Vers des vagues d’expulsion?
Plusieurs militants et proches du couple étaient présents pour demander au ministre de l’Immigration d’offrir la résidence permanente à Mme Kaur et M. Singh.
La coordonnatrice du Comité d’action de Parc-Extension Amy Darwish croit que l’histoire de ces deux personnes fait écho à la réalité de plusieurs résidents du quartier. «Depuis la dernière année et demie, plusieurs locataires ont commencé à obtenir des avis les prévenant que les procédures de renvoi avaient commencé, affirme-t-elle. On le voit particulièrement au sein de la communauté indienne et sikhe.»
Pour le Comité d’action de Parc-Extension, il est temps de mettre en place un «programme de régularisation des sans-papiers complet qui n’exclut personne».

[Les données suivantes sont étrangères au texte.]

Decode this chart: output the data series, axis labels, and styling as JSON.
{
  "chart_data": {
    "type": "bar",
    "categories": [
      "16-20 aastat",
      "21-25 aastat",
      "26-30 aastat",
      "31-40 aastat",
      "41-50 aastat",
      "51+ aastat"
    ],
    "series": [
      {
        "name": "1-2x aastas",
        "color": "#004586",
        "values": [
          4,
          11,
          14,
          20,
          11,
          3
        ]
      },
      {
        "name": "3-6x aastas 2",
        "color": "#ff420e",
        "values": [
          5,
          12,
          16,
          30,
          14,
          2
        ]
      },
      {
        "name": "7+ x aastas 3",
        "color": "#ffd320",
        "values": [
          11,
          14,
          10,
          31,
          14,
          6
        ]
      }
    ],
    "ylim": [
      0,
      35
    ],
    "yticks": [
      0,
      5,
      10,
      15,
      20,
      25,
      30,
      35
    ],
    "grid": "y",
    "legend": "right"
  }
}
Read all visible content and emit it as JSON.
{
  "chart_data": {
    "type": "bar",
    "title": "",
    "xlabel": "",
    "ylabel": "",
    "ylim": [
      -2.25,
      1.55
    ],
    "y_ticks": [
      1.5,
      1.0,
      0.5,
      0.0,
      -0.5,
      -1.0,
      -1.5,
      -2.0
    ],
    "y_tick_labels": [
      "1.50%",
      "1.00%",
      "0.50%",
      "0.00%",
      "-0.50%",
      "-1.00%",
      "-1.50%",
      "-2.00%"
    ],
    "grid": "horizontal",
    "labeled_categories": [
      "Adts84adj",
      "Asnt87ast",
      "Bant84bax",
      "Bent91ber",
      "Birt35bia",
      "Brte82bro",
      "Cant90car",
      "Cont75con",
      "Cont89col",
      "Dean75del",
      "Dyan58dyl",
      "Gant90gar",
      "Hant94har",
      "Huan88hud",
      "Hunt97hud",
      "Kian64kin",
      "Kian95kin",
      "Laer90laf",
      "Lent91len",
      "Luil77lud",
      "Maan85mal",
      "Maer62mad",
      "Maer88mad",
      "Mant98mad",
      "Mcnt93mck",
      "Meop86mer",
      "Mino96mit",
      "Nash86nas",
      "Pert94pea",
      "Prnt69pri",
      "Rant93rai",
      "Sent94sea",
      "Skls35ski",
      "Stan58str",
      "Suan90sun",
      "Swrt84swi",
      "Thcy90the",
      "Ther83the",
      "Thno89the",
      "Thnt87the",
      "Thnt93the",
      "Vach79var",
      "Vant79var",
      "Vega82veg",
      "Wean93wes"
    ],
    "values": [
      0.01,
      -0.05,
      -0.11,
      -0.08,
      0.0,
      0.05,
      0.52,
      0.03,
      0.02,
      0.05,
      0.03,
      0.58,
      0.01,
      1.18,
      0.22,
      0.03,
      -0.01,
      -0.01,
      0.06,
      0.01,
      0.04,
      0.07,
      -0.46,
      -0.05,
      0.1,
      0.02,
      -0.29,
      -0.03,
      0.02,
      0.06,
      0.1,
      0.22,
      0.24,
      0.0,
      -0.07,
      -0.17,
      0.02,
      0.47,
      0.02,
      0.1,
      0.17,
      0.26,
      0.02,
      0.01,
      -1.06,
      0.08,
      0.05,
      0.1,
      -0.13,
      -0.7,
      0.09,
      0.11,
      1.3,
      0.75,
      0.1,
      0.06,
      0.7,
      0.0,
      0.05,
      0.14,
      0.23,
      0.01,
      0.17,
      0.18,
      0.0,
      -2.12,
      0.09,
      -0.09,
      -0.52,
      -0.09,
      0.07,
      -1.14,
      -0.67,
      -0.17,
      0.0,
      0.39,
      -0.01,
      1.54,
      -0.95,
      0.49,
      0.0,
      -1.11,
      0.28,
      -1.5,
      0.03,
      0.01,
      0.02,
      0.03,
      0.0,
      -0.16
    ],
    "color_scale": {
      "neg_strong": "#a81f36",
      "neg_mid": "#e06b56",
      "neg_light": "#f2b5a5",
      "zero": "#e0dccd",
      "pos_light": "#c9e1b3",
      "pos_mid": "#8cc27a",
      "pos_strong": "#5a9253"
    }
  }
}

Un empressement que partage le député solidaire de Saint-Henri-Saint-Anne et avocat en immigration, Guillaume Cliche-Rivard, lui aussi présent au rassemblement. M. Cliche-Rivard croit que l’histoire du couple met les projecteurs sur un enjeu destiné à devenir de plus en plus commun, mentionne-t-il. «Plus longtemps que les deux gouvernements fédéral et provincial attendent pour mettre en place un programme de régularisation, plus il y aura de situations comme celle-ci. Quand il y a de mobilisation populaire, le ministre finit par accorder un permis de séjour temporaire ou un sursis, ce qui montre qu’il y avait, à la base, une raison d’être à leur contestation et revendication. […] On ne peut pas à chaque fois faire des revendications individuelles fois 1000, fois 2000.»
Un autre militant, qui a demandé l’anonymat, avoue ne pas connaître l’histoire de Rajvinder Kaur et de Randhir Singh. Davantage préoccupé par l’enjeu de la crise climatique, il est simplement venu apporter son soutien aux deux menacés d’expulsion. Il invite également les gens qui militent pour la justice climatique de se solidariser avec les migrants, peu importe les raisons qui les amènent au pays.
«Je crois qu’il est important de faire des liens entre la justice climatique et la justice migratoire. L’Inde est très impactée par la crise climatique alors que des pays comme le Canada, qui est l’un des principaux responsables de la crise climatique, déportent des demandeurs d’asile», souligne-t-il.